Errors in RemoteManagement_agent_service.log
30/01/2017 09:46:31 Error: Communication error: The client SSL certificate is not trusted by the server. [MsgId: MERR-10343]
30/01/2017 09:46:31 Error: Two Way Communication Error: Function two_way_comm_resolve_userdata failed. Reason: invalid handle. [MsgId: MERR-60985]
30/01/2017 09:46:31 Error: Communication error: SSL write error : [param not passed in call]. (sys error message - WSAECONNRESET) [MsgId: MERR-10343]
30/01/2017 09:46:31 Error: Communication error: SSL write error : [param not passed in call]. (sys error message - WSAECONNRESET) [MsgId: MERR-10343]
30/01/2017 09:46:31 Error: Communication error: SSL write error : [param not passed in call]. (sys error message - WSAECONNRESET) [MsgId: MERR-10343]
30/01/2017 10:15:44 Error: Two Way Communication Error: Function two_way_comm_resolve_userdata failed. Reason: invalid handle. [MsgId: MERR-60985]
30/01/2017 14:05:40 Error: Communication error: Failed to connect to remote host [server full name: almrwcpcmt125-mil5.saas.hpe.com]. [MsgId: MERR-10343]
30/01/2017 14:05:40 Error: Two Way Communication Error: Function two_way_comm_resolve_userdata failed. Reason: invalid handle. [MsgId: MERR-60985]
30/01/2017 14:05:40 Error: Communication error: Failed to send message - socket is not connected yet. [MsgId: MERR-10343]

  • Hi Claire,

    Thanks for the update and kodus for the impressive drill down.
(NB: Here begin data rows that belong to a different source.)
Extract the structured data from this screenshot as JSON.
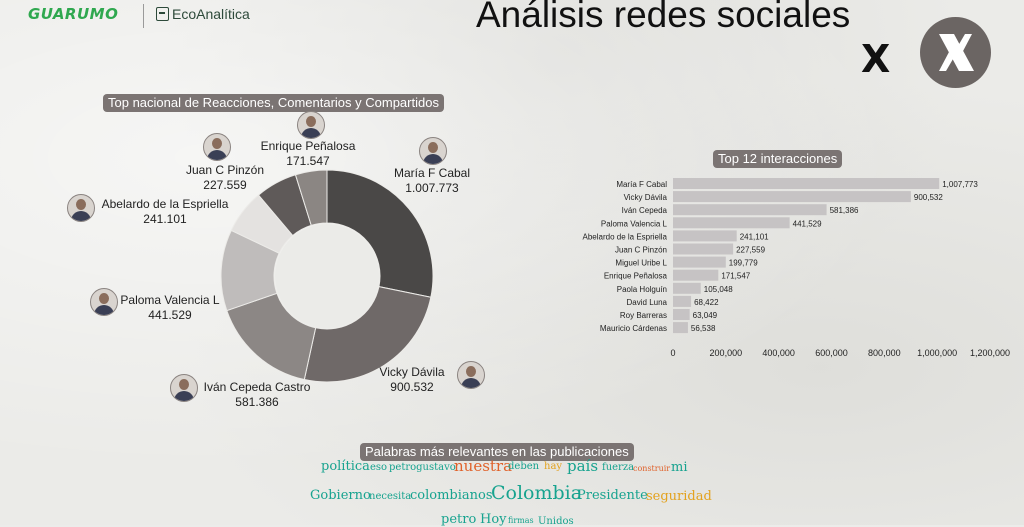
{
  "header": {
    "logo_left": "GUARUMO",
    "logo_right": "EcoAnalítica",
    "title": "Análisis redes sociales",
    "platform_letter": "X"
  },
  "colors": {
    "label_bg": "#7b7473",
    "bar": "#c6c3c4",
    "donut": [
      "#4a4847",
      "#6f6968",
      "#8c8785",
      "#bfbcbb",
      "#e4e2e0",
      "#5f5a59",
      "#8b8683",
      "#d6d3d0"
    ]
  },
  "chart_data": [
    {
      "type": "donut",
      "title": "Top nacional de Reacciones, Comentarios y Compartidos",
      "slices": [
        {
          "label": "María F Cabal",
          "value": 1007773,
          "display": "1.007.773"
        },
        {
          "label": "Vicky Dávila",
          "value": 900532,
          "display": "900.532"
        },
        {
          "label": "Iván Cepeda Castro",
          "value": 581386,
          "display": "581.386"
        },
        {
          "label": "Paloma Valencia L",
          "value": 441529,
          "display": "441.529"
        },
        {
          "label": "Abelardo de la Espriella",
          "value": 241101,
          "display": "241.101"
        },
        {
          "label": "Juan C Pinzón",
          "value": 227559,
          "display": "227.559"
        },
        {
          "label": "Enrique Peñalosa",
          "value": 171547,
          "display": "171.547"
        }
      ]
    },
    {
      "type": "bar",
      "orientation": "horizontal",
      "title": "Top 12 interacciones",
      "categories": [
        "María F Cabal",
        "Vicky Dávila",
        "Iván Cepeda",
        "Paloma Valencia L",
        "Abelardo de la Espriella",
        "Juan C Pinzón",
        "Miguel Uribe L",
        "Enrique Peñalosa",
        "Paola Holguín",
        "David Luna",
        "Roy Barreras",
        "Mauricio Cárdenas"
      ],
      "values": [
        1007773,
        900532,
        581386,
        441529,
        241101,
        227559,
        199779,
        171547,
        105048,
        68422,
        63049,
        56538
      ],
      "value_labels": [
        "1,007,773",
        "900,532",
        "581,386",
        "441,529",
        "241,101",
        "227,559",
        "199,779",
        "171,547",
        "105,048",
        "68,422",
        "63,049",
        "56,538"
      ],
      "xlim": [
        0,
        1200000
      ],
      "xticks": [
        0,
        200000,
        400000,
        600000,
        800000,
        1000000,
        1200000
      ],
      "xtick_labels": [
        "0",
        "200,000",
        "400,000",
        "600,000",
        "800,000",
        "1,000,000",
        "1,200,000"
      ]
    }
  ],
  "wordcloud": {
    "title": "Palabras más relevantes en las publicaciones",
    "words": [
      {
        "text": "política",
        "color": "#17a38f",
        "weight": 2
      },
      {
        "text": "eso",
        "color": "#17a38f",
        "weight": 1
      },
      {
        "text": "petrogustavo",
        "color": "#17a38f",
        "weight": 1
      },
      {
        "text": "nuestra",
        "color": "#e0622b",
        "weight": 3
      },
      {
        "text": "deben",
        "color": "#17a38f",
        "weight": 1
      },
      {
        "text": "hay",
        "color": "#e3a21e",
        "weight": 1
      },
      {
        "text": "país",
        "color": "#17a38f",
        "weight": 3
      },
      {
        "text": "fuerza",
        "color": "#17a38f",
        "weight": 1
      },
      {
        "text": "construir",
        "color": "#e0622b",
        "weight": 0
      },
      {
        "text": "mi",
        "color": "#17a38f",
        "weight": 2
      },
      {
        "text": "Gobierno",
        "color": "#17a38f",
        "weight": 2
      },
      {
        "text": "necesita",
        "color": "#17a38f",
        "weight": 1
      },
      {
        "text": "colombianos",
        "color": "#17a38f",
        "weight": 2
      },
      {
        "text": "Colombia",
        "color": "#17a38f",
        "weight": 4
      },
      {
        "text": "Presidente",
        "color": "#17a38f",
        "weight": 2
      },
      {
        "text": "seguridad",
        "color": "#e3a21e",
        "weight": 2
      },
      {
        "text": "petro",
        "color": "#17a38f",
        "weight": 2
      },
      {
        "text": "Hoy",
        "color": "#17a38f",
        "weight": 2
      },
      {
        "text": "firmas",
        "color": "#17a38f",
        "weight": 0
      },
      {
        "text": "Unidos",
        "color": "#17a38f",
        "weight": 1
      }
    ]
  }
}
    It does seem strange and unrelated. Let me consult with subject matter experts internally. I will get back to you soon.

    Regards,

    Shlomi

     

  • Hi Claire,

    I have asked experts in the team and an assumption was made why it might be related. I'd like to check with you whether the assumption is corect.
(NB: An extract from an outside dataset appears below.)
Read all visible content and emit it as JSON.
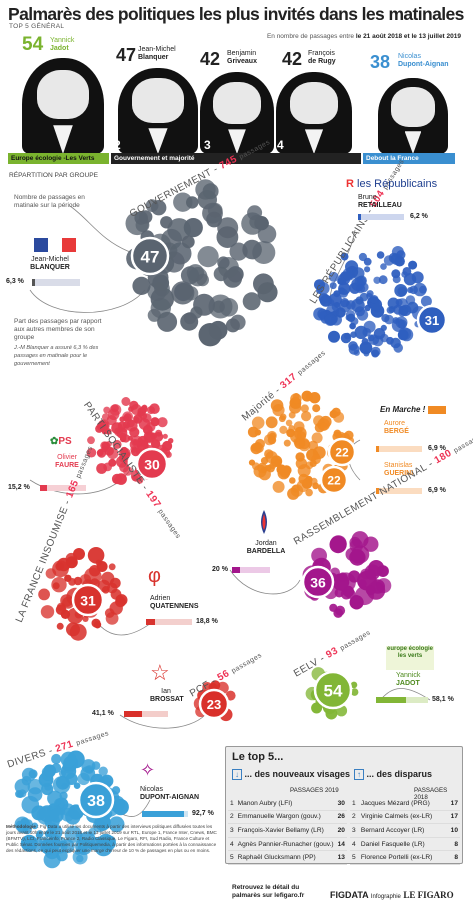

    Does the Load Generator connects to the MI Listener using HTTP tunneling through the Apache proxy? If so, then the change in the configuration done in Apache/WebLogic might be related.

    In any case please make sure the timeout you defined is higher than the one defined in the LG agent settings  

    Regards,

    Shlomi

  • Hi Shlomi

    Thanks for your response.  On my LG, I have my agent configured as 'Enable Firewall Agent'.
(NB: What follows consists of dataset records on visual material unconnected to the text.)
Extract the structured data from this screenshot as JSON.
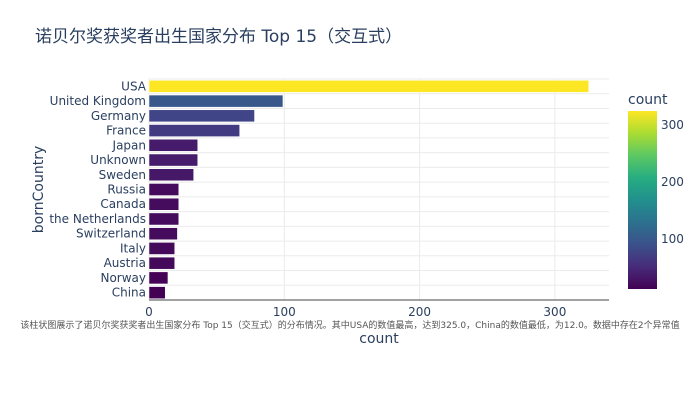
{
  "chart_data": {
    "type": "bar",
    "orientation": "horizontal",
    "title": "诺贝尔奖获奖者出生国家分布 Top 15（交互式）",
    "xlabel": "count",
    "ylabel": "bornCountry",
    "categories": [
      "USA",
      "United Kingdom",
      "Germany",
      "France",
      "Japan",
      "Unknown",
      "Sweden",
      "Russia",
      "Canada",
      "the Netherlands",
      "Switzerland",
      "Italy",
      "Austria",
      "Norway",
      "China"
    ],
    "values": [
      325,
      99,
      78,
      67,
      36,
      36,
      33,
      22,
      22,
      22,
      21,
      19,
      19,
      14,
      12
    ],
    "xlim": [
      0,
      340
    ],
    "xticks": [
      0,
      100,
      200,
      300
    ],
    "grid": true,
    "colorbar": {
      "title": "count",
      "colorscale": "viridis",
      "range": [
        12,
        325
      ],
      "ticks": [
        100,
        200,
        300
      ]
    },
    "annotation": "该柱状图展示了诺贝尔奖获奖者出生国家分布 Top 15（交互式）的分布情况。其中USA的数值最高，达到325.0，China的数值最低，为12.0。数据中存在2个异常值"
  }
}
    MI Listener Name is set
    Local Machine Name is set
    Connection Timeout (seconds) is 30

    Connection Type is TCP

    User Secure Connection (SSL) is checked.

    I have a ticket now open with the support team.  Unfortunately, adjusting the timeout doesn't appear to have a consistent impact, and I'm unable to determine any further information from the LR agent logs.  

     

    I should mention that reported back in Saas when this situation arises, I get the following type error:

    -27778 [GENERAL_MSG_CAT_SSL_ERROR] read to host <my host name> failed [10053].  Software caused connection abort.

  • Hi Claire,

    In the past when I practiced it myself I used to reduce the timeout to 5 seconds in order to ensure the agent always connects to the MI Listener. Not sure if will be good in this case, worth a try.

    Now that you have a ticket opened, please share with the support team a link to this post. I believe it will be easier to handle this case by actually looking at your system.

    Regards,

    Shlomi

  • Verified Answer

    Just an update, that we have resolved this issue locally.

    Basically, having run a wireshark trace, filtering between out LG and the MI listener, it was observed that we had a lot of packet retransmissions and such like accumulating in the run up to failure.

    Running a test on another LG did not generate any issues.

    It was then observed that the original LG only had a link speed of 100 Mbps, whereas the second LG had a link speed of 1 Gbps.  After speaking with our network team, it was established that we may have had an issue with the switch relating to our lab in recent weeks, that I wasn't previously aware of.  We hooked the LG into a 1 Gbps link, and the test completes again successfully without any issue.

    The 'network performance' view on the LG didn't really highlight any capacity issues.  It wasn't until we studied the wireshark trace and investigated further, that we noticed the link speed issue.

  • Thanks a lot for sharing Claire. Very useful for information.

    Glad to hear the issue is behind us.

    Regards,

    Shlomi